The system we work in affects everything

The differences between US general practice and GPs in the NHS could not be more stark. The brilliance of the structure of the NHS was to create a capitated payment system and staff support that assured GPs continuity of income while rewarded access and care. The NHS supports the ability for GPs to adapt to changes, even catastrophic ones, without threatening to bring the entire system down. Once we are beyond the current disruption, even though it will likely go on for years, there will be a primary care system which is GP based in the NHS. Family medicine in the US may be dramatically diminished, if not rendered extinct, if the current payment system that is both poorly and inappropriately funded persists.

The differences between US general practice and GPs in the NHS could not be more stark…. The NHS supports the ability for GPs to adapt to changes, even catastrophic ones…

A few pockets of primary care financed correctly may be able to grow and repopulate the system. Ironically, the Veterans Administration, which is the largest integrated health system in the country, is supported by federal taxes, works on a fixed budget, and pays physicians a salary rather than on production. The VA, which has shown a great flexibility to adapt to change over the past 25 years, is an example of “socialised medicine” that is widely supported by the US population. It has many public struggles but remains one of the best functioning primary care systems in the country. An embryonic movement of private practices toward a capitated system for individuals and families called direct primary care has been using telehealth and non-face-to-face visits for a long time promises to get by as long as families are able to pay the retainer.

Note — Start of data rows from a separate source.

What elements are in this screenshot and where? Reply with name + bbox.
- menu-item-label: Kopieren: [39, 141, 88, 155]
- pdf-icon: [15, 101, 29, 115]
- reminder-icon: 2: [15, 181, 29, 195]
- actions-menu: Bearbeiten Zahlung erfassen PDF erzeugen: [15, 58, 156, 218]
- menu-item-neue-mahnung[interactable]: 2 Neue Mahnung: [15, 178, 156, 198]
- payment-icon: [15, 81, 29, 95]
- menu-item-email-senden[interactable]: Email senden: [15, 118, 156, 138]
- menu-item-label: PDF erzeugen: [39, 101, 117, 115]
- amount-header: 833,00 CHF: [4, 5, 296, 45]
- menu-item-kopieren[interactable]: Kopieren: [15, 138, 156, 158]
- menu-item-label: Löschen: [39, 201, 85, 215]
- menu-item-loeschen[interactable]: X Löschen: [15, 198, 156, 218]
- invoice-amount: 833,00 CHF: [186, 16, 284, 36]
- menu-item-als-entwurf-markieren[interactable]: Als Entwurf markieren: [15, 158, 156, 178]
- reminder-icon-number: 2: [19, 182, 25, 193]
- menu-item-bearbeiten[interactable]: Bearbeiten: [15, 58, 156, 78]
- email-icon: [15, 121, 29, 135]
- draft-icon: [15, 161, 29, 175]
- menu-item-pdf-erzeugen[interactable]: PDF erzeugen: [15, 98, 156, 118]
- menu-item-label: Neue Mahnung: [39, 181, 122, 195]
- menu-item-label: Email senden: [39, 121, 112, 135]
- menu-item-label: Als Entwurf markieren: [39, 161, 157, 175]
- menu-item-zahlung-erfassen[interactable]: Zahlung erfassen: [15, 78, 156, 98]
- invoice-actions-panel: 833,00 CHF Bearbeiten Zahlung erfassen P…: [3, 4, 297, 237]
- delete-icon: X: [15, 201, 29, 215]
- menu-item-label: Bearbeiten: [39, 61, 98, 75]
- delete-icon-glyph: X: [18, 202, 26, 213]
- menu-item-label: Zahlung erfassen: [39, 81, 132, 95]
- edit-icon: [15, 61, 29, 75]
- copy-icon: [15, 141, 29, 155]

But without massive universal support for primary care based on capitated, continuous funding for patients, family medicine and other primary care practices are sure to be diminished in number and location in a post pandemic world. Paleontologists are finding fossils that help recreate the timing and location of mammals and deep sea creatures that survived Chixculub. After all, that extinction led to the evolution of mammals and, ultimately, us.

The concept of creative destruction has been used in economics since the early 20th Century and has been applied to everything from proteomics to health policy. But nothing has threatened every aspect of medical care and society with such speed and force as what is happening now. The US in particular has seen over 50 years of uninterrupted economic and physician workforce growth since the passage of Medicare and Medicaid in the 1960s. During this pandemic, destruction in health care is almost assured, but whether it leads to creativity and a renewal in the role of generalists remains a question for the future.